If you want to export a csv file to Excel, use to_excel().

The most important argument is path (the location to save it). You can also specify how missing values are written with na_rep and if the index is included in the export index = False.

df = pd.DataFrame({'name': ['Raphael', 'Donatello'],
                   'mask': ['red', 'purple'],
                   'weapon': ['sai', 'bo staff']})
df.to_csv("my_file.csv", index=False)

Note that the type information is lost when you save to csv:

This makes CSVs a little unreliable for caching interim results—you need to recreate the column specification every time you load in.
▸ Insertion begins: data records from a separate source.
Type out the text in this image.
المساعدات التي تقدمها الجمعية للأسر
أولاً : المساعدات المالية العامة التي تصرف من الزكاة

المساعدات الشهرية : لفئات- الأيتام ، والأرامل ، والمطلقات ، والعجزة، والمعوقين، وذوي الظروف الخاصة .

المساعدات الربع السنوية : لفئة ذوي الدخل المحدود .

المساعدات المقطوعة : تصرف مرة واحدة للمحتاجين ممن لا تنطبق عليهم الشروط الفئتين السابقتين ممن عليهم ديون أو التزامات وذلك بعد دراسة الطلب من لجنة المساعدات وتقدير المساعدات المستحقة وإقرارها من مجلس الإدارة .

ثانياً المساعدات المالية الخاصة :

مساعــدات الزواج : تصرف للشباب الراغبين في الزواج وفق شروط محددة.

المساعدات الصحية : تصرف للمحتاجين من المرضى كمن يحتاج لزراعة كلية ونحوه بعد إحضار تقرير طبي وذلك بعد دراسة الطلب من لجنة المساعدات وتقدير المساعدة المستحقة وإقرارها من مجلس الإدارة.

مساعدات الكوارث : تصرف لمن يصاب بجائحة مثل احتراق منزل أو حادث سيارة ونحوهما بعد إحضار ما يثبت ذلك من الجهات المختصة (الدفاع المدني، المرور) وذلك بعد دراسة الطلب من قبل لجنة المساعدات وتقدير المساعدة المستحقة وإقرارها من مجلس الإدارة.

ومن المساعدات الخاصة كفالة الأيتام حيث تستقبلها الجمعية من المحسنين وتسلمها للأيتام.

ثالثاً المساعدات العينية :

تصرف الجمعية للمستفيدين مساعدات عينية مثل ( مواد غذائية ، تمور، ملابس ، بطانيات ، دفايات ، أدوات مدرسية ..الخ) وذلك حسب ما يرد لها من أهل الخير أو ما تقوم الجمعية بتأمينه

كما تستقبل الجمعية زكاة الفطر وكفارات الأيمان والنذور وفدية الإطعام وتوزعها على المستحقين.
We recommend the feather format:

  1. The feather format implements a fast binary file format that can be shared across programming languages:

    df = pd.DataFrame({'name': ['Raphael', 'Donatello'],
                   'mask': ['red', 'purple'],
                   'weapon': ['sai', 'bo staff']})
    df.to_feather("my_file.ftr")

    There is a feather package in R to share files quickly between the two tools.

    library(feather)
    write_feather(challenge, "challenge.feather")
    read_feather("challenge.feather")

11.6 Other types of data

To get other types of data into Python, we recommend you review pandas IO tools.